Perspectives économiques au Soudan

Performance économique et perspectives

Entre 2011 et 2016, la croissance du PIB réel était en moyenne de 3,3 %, contre 7,1 % sur 2000–2010, et elle est estimée à 3,5 % pour 2017, suite à la baisse de la demande intérieure causée par la suppression des subventions de l’énergie ainsi qu’à la diminution des importations résultant de la dépréciation du taux de change et des sanctions des États-Unis, définitivement révoquées en octobre 2017. En 2018/2019, elle est projetée à 3,7 % en moyenne, grâce à la consommation privée et publique et aux réformes induites par la levée des sanctions. L’impact immédiat des réformes freinera la croissance, qui devrait reprendre à moyen terme avec l’accroissement de l’offre intérieure et des exportations.

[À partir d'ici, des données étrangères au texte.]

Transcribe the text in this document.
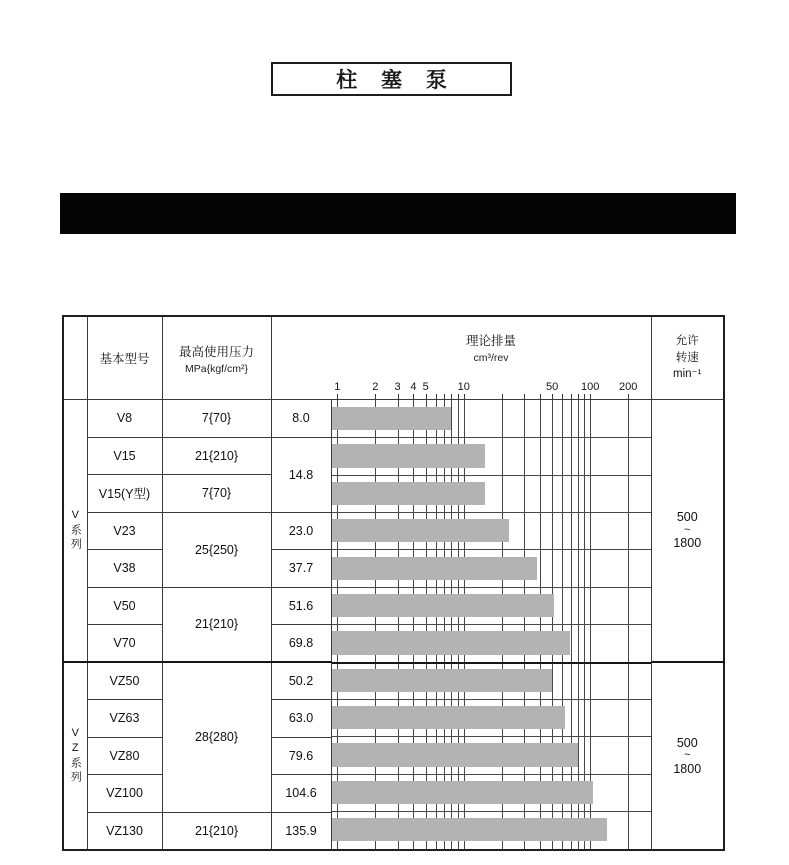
柱 塞 泵

基本型号

最高使用压力
MPa{kgf/cm²}

理论排量
cm³/rev
1	2 3 4 5	10	50 100 200

允许
转速
min⁻¹

V系列	V8	7{70}	8.0		500
~
1800

	V15	21{210}	14.8		
	V15(Y型)	7{70}			
	V23	25{250}	23.0		
	V38		37.7		
	V50	21{210}	51.6		
	V70		69.8		

VZ系列	VZ50	28{280}	50.2		500
~
1800

	VZ63		63.0		
	VZ80		79.6		
	VZ100		104.6		
	VZ130	21{210}	135.9		
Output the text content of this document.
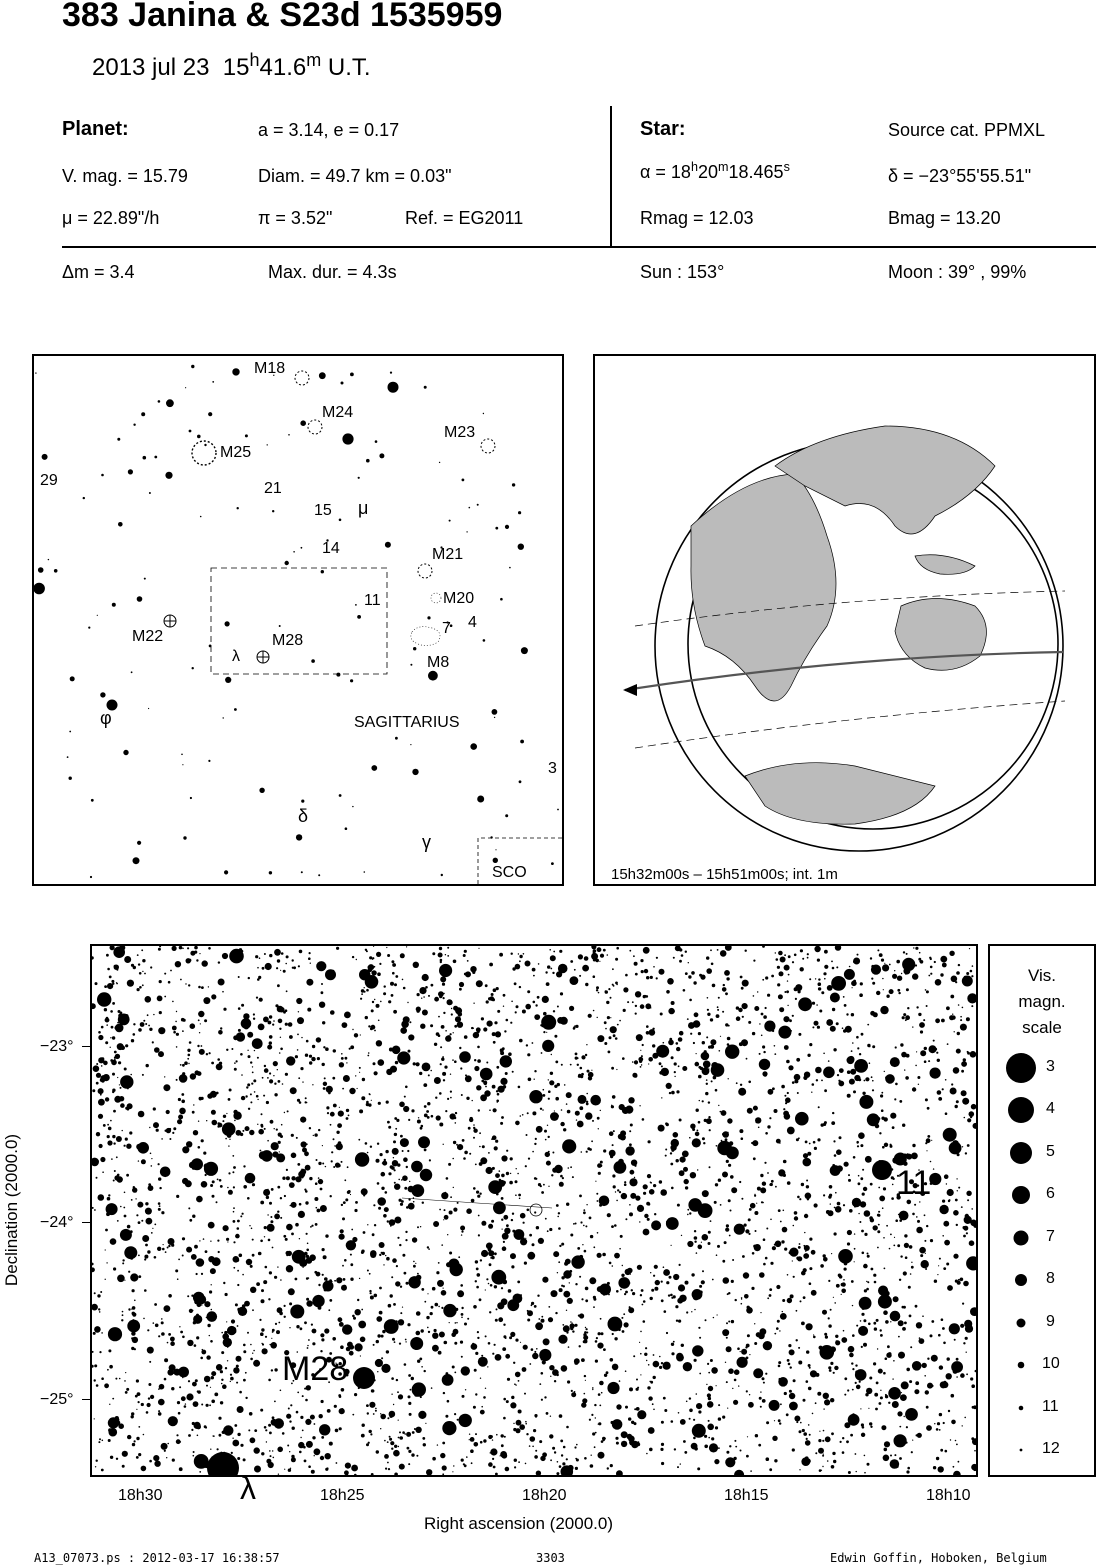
383 Janina & S23d 1535959
2013 jul 23 15$^h$41.6$^m$ U.T.
Planet:	a = 3.14, e = 0.17
V. mag. = 15.79	Diam. = 49.7 km = 0.03"
μ = 22.89"/h	π = 3.52"	Ref. = EG2011
Star:	Source cat. PPMXL
$\alpha = 18^h20^m18.465^s$	δ = −23°55'55.51"
Rmag = 12.03	Bmag = 13.20
Δm = 3.4	Max. dur. = 4.3s	Sun : 153°	Moon : 39° , 99%
M18
M24
M23
M25
29	21
15 μ
14	M21
11	M20
7 4
M22	M28
λ	M8
φ	SAGITTARIUS
3
δ
γ
SCO	15h32m00s – 15h51m00s; int. 1m
11
M28
λ
−23°
−24°
−25°
18h30	18h25	18h20	18h15	18h10
Right ascension (2000.0)
Declination (2000.0)
Vis.
magn.
scale
3
4
5
6
7
8
9
10
11
12
A13_07073.ps : 2012-03-17 16:38:57	3303	Edwin Goffin, Hoboken, Belgium
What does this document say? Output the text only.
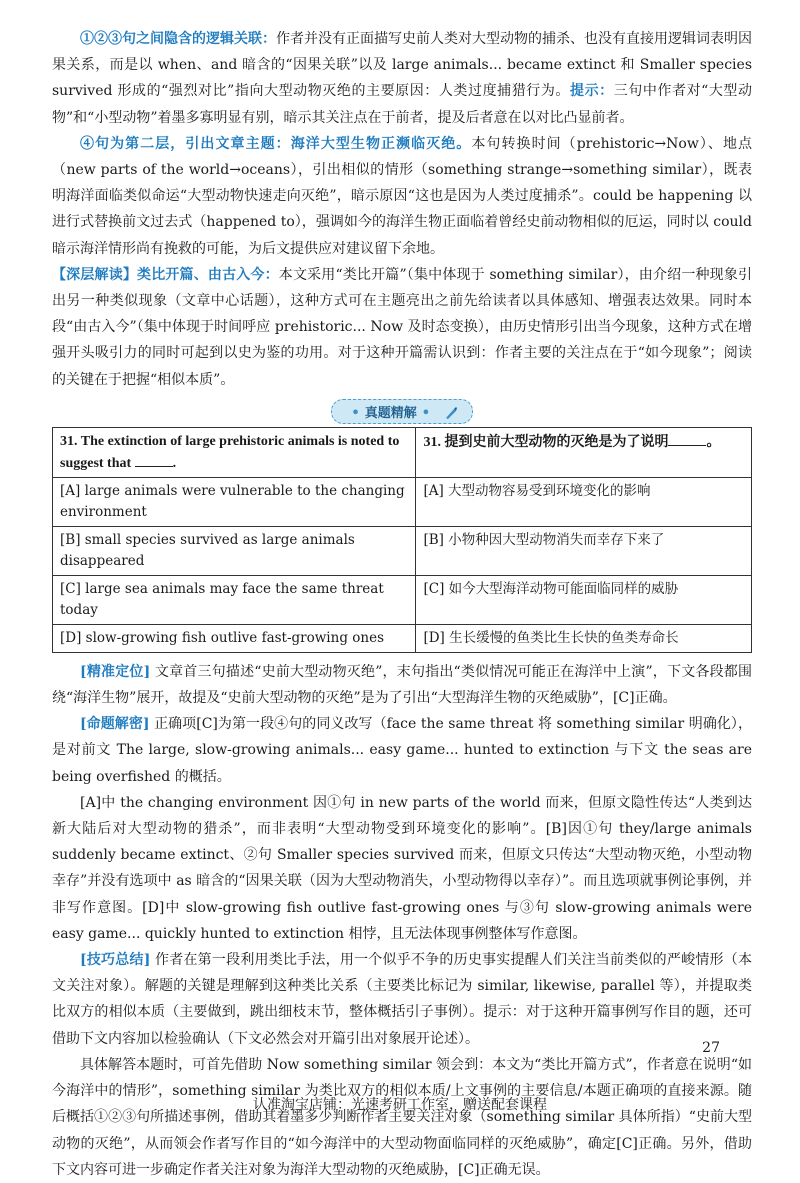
①②③句之间隐含的逻辑关联：作者并没有正面描写史前人类对大型动物的捕杀、也没有直接用逻辑词表明因果关系，而是以 when、and 暗含的“因果关联”以及 large animals... became extinct 和 Smaller species survived 形成的“强烈对比”指向大型动物灭绝的主要原因：人类过度捕猎行为。提示：三句中作者对“大型动物”和“小型动物”着墨多寡明显有别，暗示其关注点在于前者，提及后者意在以对比凸显前者。

④句为第二层，引出文章主题：海洋大型生物正濒临灭绝。本句转换时间（prehistoric→Now）、地点（new parts of the world→oceans），引出相似的情形（something strange→something similar），既表明海洋面临类似命运“大型动物快速走向灭绝”，暗示原因“这也是因为人类过度捕杀”。could be happening 以进行式替换前文过去式（happened to），强调如今的海洋生物正面临着曾经史前动物相似的厄运，同时以 could 暗示海洋情形尚有挽救的可能，为后文提供应对建议留下余地。

【深层解读】类比开篇、由古入今：本文采用“类比开篇”（集中体现于 something similar），由介绍一种现象引出另一种类似现象（文章中心话题），这种方式可在主题亮出之前先给读者以具体感知、增强表达效果。同时本段“由古入今”（集中体现于时间呼应 prehistoric... Now 及时态变换），由历史情形引出当今现象，这种方式在增强开头吸引力的同时可起到以史为鉴的功用。对于这种开篇需认识到：作者主要的关注点在于“如今现象”；阅读的关键在于把握“相似本质”。

• 真题精解 •
31. The extinction of large prehistoric animals is noted to suggest that .	31. 提到史前大型动物的灭绝是为了说明 。
[A] large animals were vulnerable to the changing environment	[A] 大型动物容易受到环境变化的影响
[B] small species survived as large animals disappeared	[B] 小物种因大型动物消失而幸存下来了
[C] large sea animals may face the same threat today	[C] 如今大型海洋动物可能面临同样的威胁
[D] slow-growing fish outlive fast-growing ones	[D] 生长缓慢的鱼类比生长快的鱼类寿命长

[精准定位] 文章首三句描述“史前大型动物灭绝”，末句指出“类似情况可能正在海洋中上演”，下文各段都围绕“海洋生物”展开，故提及“史前大型动物的灭绝”是为了引出“大型海洋生物的灭绝威胁”，[C]正确。

[命题解密] 正确项[C]为第一段④句的同义改写（face the same threat 将 something similar 明确化），是对前文 The large, slow-growing animals... easy game... hunted to extinction 与下文 the seas are being overfished 的概括。

[A]中 the changing environment 因①句 in new parts of the world 而来，但原文隐性传达“人类到达新大陆后对大型动物的猎杀”，而非表明“大型动物受到环境变化的影响”。[B]因①句 they/large animals suddenly became extinct、②句 Smaller species survived 而来，但原文只传达“大型动物灭绝，小型动物幸存”并没有选项中 as 暗含的“因果关联（因为大型动物消失，小型动物得以幸存）”。而且选项就事例论事例，并非写作意图。[D]中 slow-growing fish outlive fast-growing ones 与③句 slow-growing animals were easy game... quickly hunted to extinction 相悖，且无法体现事例整体写作意图。

[技巧总结] 作者在第一段利用类比手法，用一个似乎不争的历史事实提醒人们关注当前类似的严峻情形（本文关注对象）。解题的关键是理解到这种类比关系（主要类比标记为 similar, likewise, parallel 等），并提取类比双方的相似本质（主要做到，跳出细枝末节，整体概括引子事例）。提示：对于这种开篇事例写作目的题，还可借助下文内容加以检验确认（下文必然会对开篇引出对象展开论述）。

具体解答本题时，可首先借助 Now something similar 领会到：本文为“类比开篇方式”，作者意在说明“如今海洋中的情形”，something similar 为类比双方的相似本质/上文事例的主要信息/本题正确项的直接来源。随后概括①②③句所描述事例，借助其着墨多少判断作者主要关注对象（something similar 具体所指）“史前大型动物的灭绝”，从而领会作者写作目的“如今海洋中的大型动物面临同样的灭绝威胁”，确定[C]正确。另外，借助下文内容可进一步确定作者关注对象为海洋大型动物的灭绝威胁，[C]正确无误。

27
认准淘宝店铺：光速考研工作室，赠送配套课程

Indicateurs macroéconomiques – Évolution

Malgré des pertes de recettes en 2017, les dépenses publiques sont restées constantes ; le déficit budgétaire devrait croître à 2,4 % du PIB, contre 1,8 % en 2016, mais selon le Fonds monétaire international, il serait en réalité plus important (7,7 %), car les subventions liées aux taux de change officiels ne sont comptabilisées que dans le bilan de la Banque centrale. La politique monétaire reste expansionniste pour répondre aux besoins croissants de financement du budget. Combinée aux prêts à l’agriculture, l’augmentation des achats d’or par la Banque centrale (représentant 39 % des exportations) a étendu la réserve monétaire de 27,5 % à la fin 2016 à 52 % en juin 2017. L’inflation est montée en flèche de 17,2 % en septembre 2016 à 35,1 % en septembre 2017. Le compte courant a rétréci, reflétant la baisse des importations. La dette extérieure publique, principalement constituée d’arriérés, reste élevée et non soutenable.

Facteurs positifs

L’arrêt définitif, le 6 octobre 2017, de vingt années de sanctions économiques devrait renforcer la compétitivité et stimuler la croissance économique. L’unification du taux de change devrait accroître les recettes de 5,2 % du PIB sur l’exercice, offrant au pays une plus vaste marge de manœuvre pour les dépenses sociales et d’investissement. Elle améliorera également les exportations d’or. Une mise en œuvre rigoureuse du taux de change et les réformes des impôts et des subventions prévues pour 2018 permettront une diversification vers l’agriculture et l’industrie manufacturière. En améliorant les services portuaires, la réhabilitation des corridors commerciaux transfrontaliers fournira au Soudan une base solide pour la mise en œuvre des accords bilatéraux signés en 2016 avec le Tchad, l’Égypte et l’Éthiopie pour stimuler le commerce et la coopération régionale, et incluant des questions de sécurité. Le Gouvernement de consensus national formé en mai 2017 poursuit les négociations avec les États-Unis pour obtenir la suppression du Soudan de la liste des soutiens du terrorisme, capitale pour le très nécessaire allègement de la dette pour le pays pauvres très endettés.

En septembre 2017, les États-Unis ont retiré le Soudan de la liste des pays dont les citoyens sont soumis à des restrictions de voyage et ont définitivement levé les sanctions contre lui un mois plus tard. Ce développement positif offre au pays une occasion de s’intégrer dans l’économie mondiale et de stimuler la croissance économique grâce au commerce et à des flux financiers sans entraves.

Facteurs négatifs

Le règlement définitif des conflits au Darfour, dans le Nil bleu et au Kordofan du Sud est important pour les profondes réformes macroéconomiques et structurelles requises pour un développement durable du pays. Malgré les réformes du taux de change et des subventions, fondamentales pour la stabilité macroéconomique, l’inflation pourrait significativement augmenter, nécessitant des mesures pour améliorer l’offre et protéger les pauvres. La refonte de l’environnement des affaires reste un défi. Durant la première moitié de 2017, l’investissement direct étranger a chuté à 4,8 milliards de dollars EU contre 5,8 milliards, un an plus tôt. Perdant deux places, le Soudan est 170e sur 190 pays dans le rapport Doing Business 2018 de la Banque mondiale, en raison de faiblesses majeures dans la protection des investisseurs minoritaires, l’accès au crédit, et le commerce transfrontalier. Son score pour l’indice de développement humain du Programme des Nations Unies pour le développement était de 0,490 en 2016 (moins que la moyenne de 0,497 du groupe des pays à faible développement humain), suggérant que des efforts accrus sont nécessaires pour améliorer les capacités institutionnelles et réduire les inégalités.